Выбрать главу

Снаружи их с Хароном никто не ждал: видимо, жильцы Тенпенни-Тауэр здраво рассудили, что гоняться за собственной смертью — не лучшее из возможных занятий. Эмили с досадой подумала, что совсем не обязательно было так уж рьяно оберегать нравственность уоррингтонских кротокрысов.

От депо до «РобКо» было рукой подать — так что, к вящей радости Жестянщика Джо, они даже успели поймать караван. Радость караванщиков была куда более умеренной — что ж, и неудивительно; Эмили догадывалась, что после всей этой истории вид у них с Хароном не самый благонадёжный. Другое дело, что чувства бродячих торговцев занимали её сейчас в последнюю очередь.

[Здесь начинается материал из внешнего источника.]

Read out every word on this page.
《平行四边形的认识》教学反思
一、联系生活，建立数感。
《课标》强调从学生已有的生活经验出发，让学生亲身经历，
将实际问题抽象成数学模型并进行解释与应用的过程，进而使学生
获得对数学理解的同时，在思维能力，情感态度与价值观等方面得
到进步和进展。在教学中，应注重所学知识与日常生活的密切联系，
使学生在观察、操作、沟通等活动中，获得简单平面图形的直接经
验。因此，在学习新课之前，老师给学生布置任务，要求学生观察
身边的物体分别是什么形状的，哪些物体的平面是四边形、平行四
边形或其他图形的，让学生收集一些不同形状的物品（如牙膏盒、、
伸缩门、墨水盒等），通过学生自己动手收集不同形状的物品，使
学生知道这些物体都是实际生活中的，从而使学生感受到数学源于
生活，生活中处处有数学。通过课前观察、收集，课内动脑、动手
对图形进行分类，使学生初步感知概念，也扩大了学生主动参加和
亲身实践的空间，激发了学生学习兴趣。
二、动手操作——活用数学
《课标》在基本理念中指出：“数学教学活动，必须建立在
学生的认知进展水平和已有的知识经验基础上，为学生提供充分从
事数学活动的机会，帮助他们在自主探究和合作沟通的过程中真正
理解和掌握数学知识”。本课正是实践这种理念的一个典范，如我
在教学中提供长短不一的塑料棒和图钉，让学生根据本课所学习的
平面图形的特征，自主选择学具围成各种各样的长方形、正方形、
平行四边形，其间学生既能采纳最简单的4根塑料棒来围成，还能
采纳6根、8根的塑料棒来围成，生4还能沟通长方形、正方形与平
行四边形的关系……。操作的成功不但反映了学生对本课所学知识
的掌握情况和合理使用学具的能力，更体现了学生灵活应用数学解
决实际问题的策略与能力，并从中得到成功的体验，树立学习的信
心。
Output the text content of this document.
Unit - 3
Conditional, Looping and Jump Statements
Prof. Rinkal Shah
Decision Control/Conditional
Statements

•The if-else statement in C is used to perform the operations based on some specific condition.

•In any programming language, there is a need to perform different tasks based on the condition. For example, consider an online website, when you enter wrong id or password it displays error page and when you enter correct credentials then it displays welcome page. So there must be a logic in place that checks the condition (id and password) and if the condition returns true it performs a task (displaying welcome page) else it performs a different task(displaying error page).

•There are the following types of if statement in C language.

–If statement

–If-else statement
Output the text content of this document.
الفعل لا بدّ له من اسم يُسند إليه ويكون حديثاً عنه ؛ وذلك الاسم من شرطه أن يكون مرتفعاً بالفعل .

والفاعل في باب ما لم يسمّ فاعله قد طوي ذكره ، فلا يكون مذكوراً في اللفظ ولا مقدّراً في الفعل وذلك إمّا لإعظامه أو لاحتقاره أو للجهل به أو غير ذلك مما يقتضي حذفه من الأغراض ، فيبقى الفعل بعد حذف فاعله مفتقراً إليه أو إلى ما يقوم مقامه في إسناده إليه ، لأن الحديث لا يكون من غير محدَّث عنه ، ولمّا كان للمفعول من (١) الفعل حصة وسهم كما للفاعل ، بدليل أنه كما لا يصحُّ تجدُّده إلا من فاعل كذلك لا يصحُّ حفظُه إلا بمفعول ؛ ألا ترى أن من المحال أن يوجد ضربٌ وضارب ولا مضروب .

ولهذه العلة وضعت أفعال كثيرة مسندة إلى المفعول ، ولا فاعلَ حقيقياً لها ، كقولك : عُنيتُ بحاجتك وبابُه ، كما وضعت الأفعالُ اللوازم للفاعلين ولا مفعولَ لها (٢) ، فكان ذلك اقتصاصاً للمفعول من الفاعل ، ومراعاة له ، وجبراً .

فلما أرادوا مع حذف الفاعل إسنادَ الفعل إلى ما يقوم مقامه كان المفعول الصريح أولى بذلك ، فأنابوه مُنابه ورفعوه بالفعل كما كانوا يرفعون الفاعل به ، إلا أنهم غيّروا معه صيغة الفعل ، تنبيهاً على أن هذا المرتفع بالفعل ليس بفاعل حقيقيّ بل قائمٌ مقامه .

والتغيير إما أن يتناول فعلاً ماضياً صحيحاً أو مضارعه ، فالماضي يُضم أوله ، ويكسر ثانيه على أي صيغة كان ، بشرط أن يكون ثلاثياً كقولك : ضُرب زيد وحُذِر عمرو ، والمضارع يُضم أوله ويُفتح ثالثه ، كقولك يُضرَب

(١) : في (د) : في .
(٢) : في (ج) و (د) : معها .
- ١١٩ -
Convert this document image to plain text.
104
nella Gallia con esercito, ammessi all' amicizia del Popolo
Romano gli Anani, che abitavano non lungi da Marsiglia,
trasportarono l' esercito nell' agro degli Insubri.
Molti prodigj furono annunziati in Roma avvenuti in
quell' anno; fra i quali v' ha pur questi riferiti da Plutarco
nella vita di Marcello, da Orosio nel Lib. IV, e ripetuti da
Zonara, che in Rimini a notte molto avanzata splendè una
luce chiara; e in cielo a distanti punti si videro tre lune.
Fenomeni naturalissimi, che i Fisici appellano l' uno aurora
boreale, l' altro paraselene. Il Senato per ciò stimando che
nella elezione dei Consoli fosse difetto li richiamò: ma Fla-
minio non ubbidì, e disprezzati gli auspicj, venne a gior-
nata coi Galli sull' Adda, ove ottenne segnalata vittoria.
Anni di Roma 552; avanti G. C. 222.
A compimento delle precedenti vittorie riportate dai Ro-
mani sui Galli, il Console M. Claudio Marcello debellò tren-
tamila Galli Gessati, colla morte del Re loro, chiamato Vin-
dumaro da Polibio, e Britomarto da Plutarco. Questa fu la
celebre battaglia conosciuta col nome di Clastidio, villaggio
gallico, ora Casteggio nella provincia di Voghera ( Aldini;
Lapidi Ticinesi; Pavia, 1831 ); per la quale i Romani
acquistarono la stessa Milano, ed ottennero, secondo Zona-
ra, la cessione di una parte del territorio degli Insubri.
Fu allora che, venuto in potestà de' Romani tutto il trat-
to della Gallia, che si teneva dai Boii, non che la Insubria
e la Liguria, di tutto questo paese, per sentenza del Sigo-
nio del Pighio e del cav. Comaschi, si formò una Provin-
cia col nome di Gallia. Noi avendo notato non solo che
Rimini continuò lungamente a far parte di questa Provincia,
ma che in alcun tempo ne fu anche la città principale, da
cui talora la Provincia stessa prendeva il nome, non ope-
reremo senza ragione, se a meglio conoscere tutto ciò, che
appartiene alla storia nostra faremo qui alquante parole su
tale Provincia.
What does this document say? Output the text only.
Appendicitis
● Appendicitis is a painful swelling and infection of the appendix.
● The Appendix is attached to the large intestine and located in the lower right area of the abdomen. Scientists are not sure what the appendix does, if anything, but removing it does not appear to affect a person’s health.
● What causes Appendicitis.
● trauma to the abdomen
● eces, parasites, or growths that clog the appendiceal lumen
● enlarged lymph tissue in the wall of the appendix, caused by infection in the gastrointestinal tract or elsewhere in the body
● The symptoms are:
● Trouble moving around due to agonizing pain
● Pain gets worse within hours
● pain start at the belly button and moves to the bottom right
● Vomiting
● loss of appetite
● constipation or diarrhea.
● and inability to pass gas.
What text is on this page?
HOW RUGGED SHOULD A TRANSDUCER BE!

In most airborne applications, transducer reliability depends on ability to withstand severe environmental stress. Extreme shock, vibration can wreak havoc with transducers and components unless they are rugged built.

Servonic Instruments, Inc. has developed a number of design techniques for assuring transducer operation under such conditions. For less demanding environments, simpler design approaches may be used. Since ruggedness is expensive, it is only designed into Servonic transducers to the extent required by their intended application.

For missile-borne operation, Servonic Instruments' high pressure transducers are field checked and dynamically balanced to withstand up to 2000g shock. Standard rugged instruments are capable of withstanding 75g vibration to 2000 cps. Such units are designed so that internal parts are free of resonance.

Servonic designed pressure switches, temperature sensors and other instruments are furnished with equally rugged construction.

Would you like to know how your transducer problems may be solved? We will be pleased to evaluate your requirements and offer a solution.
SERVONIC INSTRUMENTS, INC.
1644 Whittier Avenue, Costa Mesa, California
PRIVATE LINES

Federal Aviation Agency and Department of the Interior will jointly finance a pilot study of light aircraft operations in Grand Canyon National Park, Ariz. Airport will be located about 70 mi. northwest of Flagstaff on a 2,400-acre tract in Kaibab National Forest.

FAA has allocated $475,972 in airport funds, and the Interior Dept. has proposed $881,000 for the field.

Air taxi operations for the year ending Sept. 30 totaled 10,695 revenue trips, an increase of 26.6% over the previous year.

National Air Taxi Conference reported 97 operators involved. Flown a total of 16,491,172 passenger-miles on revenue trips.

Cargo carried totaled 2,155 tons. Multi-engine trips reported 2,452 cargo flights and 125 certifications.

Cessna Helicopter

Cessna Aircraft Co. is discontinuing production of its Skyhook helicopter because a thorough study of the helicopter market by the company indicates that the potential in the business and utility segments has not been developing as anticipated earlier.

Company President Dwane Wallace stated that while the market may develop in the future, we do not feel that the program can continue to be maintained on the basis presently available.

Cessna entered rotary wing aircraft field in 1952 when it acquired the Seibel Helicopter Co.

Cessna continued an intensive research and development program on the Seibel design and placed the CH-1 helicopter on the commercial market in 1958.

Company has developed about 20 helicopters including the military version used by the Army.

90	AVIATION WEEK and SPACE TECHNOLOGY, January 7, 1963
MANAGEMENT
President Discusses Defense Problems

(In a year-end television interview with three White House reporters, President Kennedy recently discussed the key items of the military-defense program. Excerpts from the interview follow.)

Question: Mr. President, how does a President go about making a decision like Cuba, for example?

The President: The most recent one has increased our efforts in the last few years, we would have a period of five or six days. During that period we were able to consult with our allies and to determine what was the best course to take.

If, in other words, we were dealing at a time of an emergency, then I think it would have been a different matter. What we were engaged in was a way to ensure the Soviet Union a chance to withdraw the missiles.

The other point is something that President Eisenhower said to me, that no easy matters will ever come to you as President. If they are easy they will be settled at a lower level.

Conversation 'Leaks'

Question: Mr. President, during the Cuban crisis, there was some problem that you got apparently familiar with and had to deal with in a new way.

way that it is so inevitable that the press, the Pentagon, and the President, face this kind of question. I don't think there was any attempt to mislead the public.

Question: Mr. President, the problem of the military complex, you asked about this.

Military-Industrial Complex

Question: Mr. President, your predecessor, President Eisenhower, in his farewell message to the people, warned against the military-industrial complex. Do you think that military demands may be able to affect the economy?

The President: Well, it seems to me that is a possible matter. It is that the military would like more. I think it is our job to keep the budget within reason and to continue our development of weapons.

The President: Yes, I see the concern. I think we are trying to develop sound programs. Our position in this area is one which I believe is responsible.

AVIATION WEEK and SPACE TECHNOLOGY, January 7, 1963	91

По расчётам хозяина каравана — суетливого толстячка по имени Лукас — до Мегатонны оставалось восемнадцать часов. Хватит ли ей этого времени, чтобы привести мысли в порядок, Эмили не знала. Её представления о том, какой должна быть жизнь, в очередной раз рассыпались — и теперь торопливо и неуклюже воссоздавали себя из обрывков, подобно ДНК, искорёженной гамма-излучением. Так-то, если взглянуть непредвзято, положение дел Эмили балансировало между отметками «хуже некуда» и «катастрофа».

С папой она разругалась. Хорошо так, основательно. Что делать с Тенпенни-Тауэр — чёрт его знает. С точки зрения этики — надо мстить, а то. Но с точки зрения математики — сотня трупов в подвале, наверное, более приемлемый итог, чем пара сотен? С «Рейнджерами Рейли» тоже непонятно — хотя Кирпич перед прощанием и оставила ей список объектов для картографирования, Эмили сильно сомневалась, что её будут рады видеть на Сьюард-сквер, с чертежами или без.

…А на другой чаше весов были те несколько минут в тоннеле метро. И это непостижимым образом всё меняло.

Мудрый Снежок как-то выдал под винтом: «Пустошь всё равно своё возьмёт». Что конкретно он имел в виду, выяснить не удалось — но фразе это, пожалуй, пошло только на пользу. Что-то аксиоматическое было в этом девизе, который можно начертать на любом щите и подогнать под любую концепцию. И Эмили с готовностью воспользовалась такой возможностью. Пустошь своё возьмёт — и ладно, и пусть. Только не сейчас.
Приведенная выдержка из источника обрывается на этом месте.